Tryon told the group about two benchmarking exercises. “They are so remedial and easy anyone can do it,” he said. “Take one on the sales side and one on the operational side. Post data for 30 days where everyone can see it. If they start asking questions, that’s okay. Answer them. Track the square footage that goes out the door. Just pick one. Track it and post it with their names. When we started tracking polishing, the linear feet that our polishers polish, productivity went up 43% in three weeks.”
Servicing the direct consumer
While benchmarking was a large portion of the morning discussion, Tryon also touched on other topics such as servicing direct consumers. “We don’t advertise and 25% of our sales is the direct consumer,” he said. “We have a small showroom in Atlanta. My point being, if you take time to make things right for the customer, they will give you all the business you want. If we do 20 installations well in Atlanta today, it will be the best 20 sales reps we need.”
Tryon explained that education is a significant role in selling a job. “Our job is to educate our customers,” he said. “They don’t want to tell you they don’t know. They don’t want to feel stupid. They don’t know what a templater is. You need to explain it to them.”
Tryon also discussed the importance of communication across departmental lines. “It is crucial,” he said. “You have to be singing the same tune. If a sales person tells your customer one thing and then an installer says the opposite, your customer is going to run.”
Another topic Tryon believed was worth mentioning was commercial work. “If you aren’t doing commercial, there’s a big opportunity lost,” he said. Tryon reached out to audience members, asking those who do fabrication for commercial projects what some of the benefits are. The responses included:
• Repeat business
• Larger jobs
• Pay less for material because buying more
• Less customer headaches (if you manage the project right)
“Our biggest account fell into our lap,” said Tryon. “They give us shop drawings, and sign off on them. Our job is to cut the material and put it on an A-frame. They pick it up and deliver it. The average job is $7,000.
“Know who your customer is,” he continued. “When we got into the commercial world, we had defined what a good customer was. We would give terms, but they had to earn it. The ones who don’t pay, you want your competitor to have. Know what a contract is. If you don’t know it, hire a professional who does. You need to know what that is. You will be held to those terms in a contract. You can’t miss deadlines. A deadline is a deadline, and you get penalized for not hitting deadlines. You need to make sure you hit the scope of that contract. Go in with your eyes wide open, and you will be set up for success.”
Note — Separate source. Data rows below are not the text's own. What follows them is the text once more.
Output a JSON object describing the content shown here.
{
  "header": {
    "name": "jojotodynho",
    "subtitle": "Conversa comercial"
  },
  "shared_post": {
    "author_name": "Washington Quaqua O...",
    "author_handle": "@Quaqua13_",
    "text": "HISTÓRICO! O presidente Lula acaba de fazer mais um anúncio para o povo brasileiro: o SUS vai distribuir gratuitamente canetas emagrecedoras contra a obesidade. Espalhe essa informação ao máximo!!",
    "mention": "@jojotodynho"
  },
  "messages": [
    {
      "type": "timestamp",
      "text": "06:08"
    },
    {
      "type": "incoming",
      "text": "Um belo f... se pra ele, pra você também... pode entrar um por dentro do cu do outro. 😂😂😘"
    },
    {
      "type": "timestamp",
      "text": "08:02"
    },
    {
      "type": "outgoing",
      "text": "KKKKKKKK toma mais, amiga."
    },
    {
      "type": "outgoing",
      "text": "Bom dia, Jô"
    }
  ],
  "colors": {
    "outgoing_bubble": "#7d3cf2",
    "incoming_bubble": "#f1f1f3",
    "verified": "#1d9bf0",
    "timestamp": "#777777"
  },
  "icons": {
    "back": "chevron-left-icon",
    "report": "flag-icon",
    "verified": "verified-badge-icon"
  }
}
The morning session of the Stone Industry Education seminar was followed by a lunch break and tour of MSI’s warehouse for those who were interested. Attendees also had the time to mingle and speak with the event sponsors, which included Baca Systems, Blanco, Bonstone, Braxton-Bragg, Integra Adhesives, Laser Products, Moraware, Park Industries, Prussiani USA, Stone Boss, Water Treatment Solutions and Wilson Art. Following the lunch break, an afternoon session included small breakout groups where attendees could talk on a more intimate level and then a panel discussion, which expanded on the breakout group discussions further.